Tracking pelagic birds at sea: limitations to accuracy of light-level geolocators investigated with Calonectris shearwaters

Scopolis Searwater John Borg
Scopoli's Shearwater Calonectris diomedea at sea, photograph by John Borg

Luke Halpin (School of Biological Sciences, Monash University, Clayton, Australia) and colleagues have published in the journal Methods in Ecology and Evolution on testing the accuracy of light-level geolocators on three species of Calonectris shearwaters.

The paper’s abstract follows:

  1. Light-level geolocators are popular bio-logging tools, with advantageous sizes, longevity and affordability. Biologists tracking seabirds often presume geolocator spatial accuracies between 186 and 202 km from previously innovative, yet taxonomically, spatially and computationally limited, studies. Using recently developed methods, we investigated whether assumed uncertainty norms held across a larger-scale, multispecies study.
  2. We field-tested geolocator spatial accuracy by synchronously deploying these with GPS loggers on scores of seabirds across five species and 11 Mediterranean Sea, east Atlantic and south Pacific breeding colonies. We first interpolated geolocations using the geolocation package FLightR without prior knowledge of GPS tracked routes. We likewise applied another package, probGLS, additionally testing whether sea-surface temperatures could improve route accuracy.
  3. Geolocator spatial accuracy was lower than the ~200 km often assumed. probGLS produced the best accuracy (mean ± SD= 304 ± 413 km, n= 185 deployments) with 84.5% of GPS-derived latitudes and 88.8% of longitudes falling within resulting uncertainty estimates. FLightR produced lower spatial accuracy (408 ± 473 km, n = 171 deployments) with 38.6% of GPS-derived latitudes and 23.7% of longitudes within package-specific uncertainty estimates.
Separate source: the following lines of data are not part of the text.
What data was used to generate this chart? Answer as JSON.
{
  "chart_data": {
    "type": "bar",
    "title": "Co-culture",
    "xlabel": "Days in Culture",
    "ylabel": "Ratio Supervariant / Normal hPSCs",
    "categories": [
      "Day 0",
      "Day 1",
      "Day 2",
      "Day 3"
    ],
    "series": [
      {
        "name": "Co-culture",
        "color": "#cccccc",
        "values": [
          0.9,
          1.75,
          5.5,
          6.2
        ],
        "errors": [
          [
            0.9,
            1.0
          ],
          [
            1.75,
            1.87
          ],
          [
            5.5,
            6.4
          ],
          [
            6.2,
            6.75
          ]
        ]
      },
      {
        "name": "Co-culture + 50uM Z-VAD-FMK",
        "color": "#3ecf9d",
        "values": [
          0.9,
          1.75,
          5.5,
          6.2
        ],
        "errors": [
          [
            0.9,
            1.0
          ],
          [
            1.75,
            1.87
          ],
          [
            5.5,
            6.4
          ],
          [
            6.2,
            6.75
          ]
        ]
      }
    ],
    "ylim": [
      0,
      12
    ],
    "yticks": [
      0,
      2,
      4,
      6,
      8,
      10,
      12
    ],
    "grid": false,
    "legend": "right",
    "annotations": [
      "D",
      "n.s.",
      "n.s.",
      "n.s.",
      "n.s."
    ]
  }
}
Expected inter-twilight period (from GPS position and date) was the strongest predictor of accuracy, with increasingly equatorial solar profiles (i.e. closer temporally to equinoxes and/or spatially to the Equator) inducing more error. Individuals, species and geolocator model also significantly affected accuracy, while the impact of distance travelled between successive twilights depended on the geolocation package.
  4. Geolocation accuracy is not uniform among seabird species and can be considerably lower than assumed. Individual idiosyncrasies and spatiotemporal dynamics (i.e. shallower inter-twilight shifts by date and latitude) mean that practitioners should exercise greater caution in interpreting geolocator data and avoid universal uncertainty estimates. We provide a function capable of estimating relative accuracy of positions based on geolocator-observed inter-twilight period.”

Reference:

With thanks to Ken Morgan.

Halpin, L.R., Ross, J.D., Ramos, R., Mott, R., Carlile, N., Golding, N., Reyes-González, J.M., Militão, T., De Felipe, F., Zajková, Z., Cruz-Flores, N., Saldanha, S., Morera-Pujol, V., Navarro-Herrero, L., Zango, L., González-Solís, J. & Clarke, R.H. 2021.  Double-tagging scores of seabirds reveals that light-level geolocator accuracy is limited by species idiosyncrasies and equatorial solar profiles.   Methods in Ecology and Evolution doi.org/10.1111/2041-210X.13698.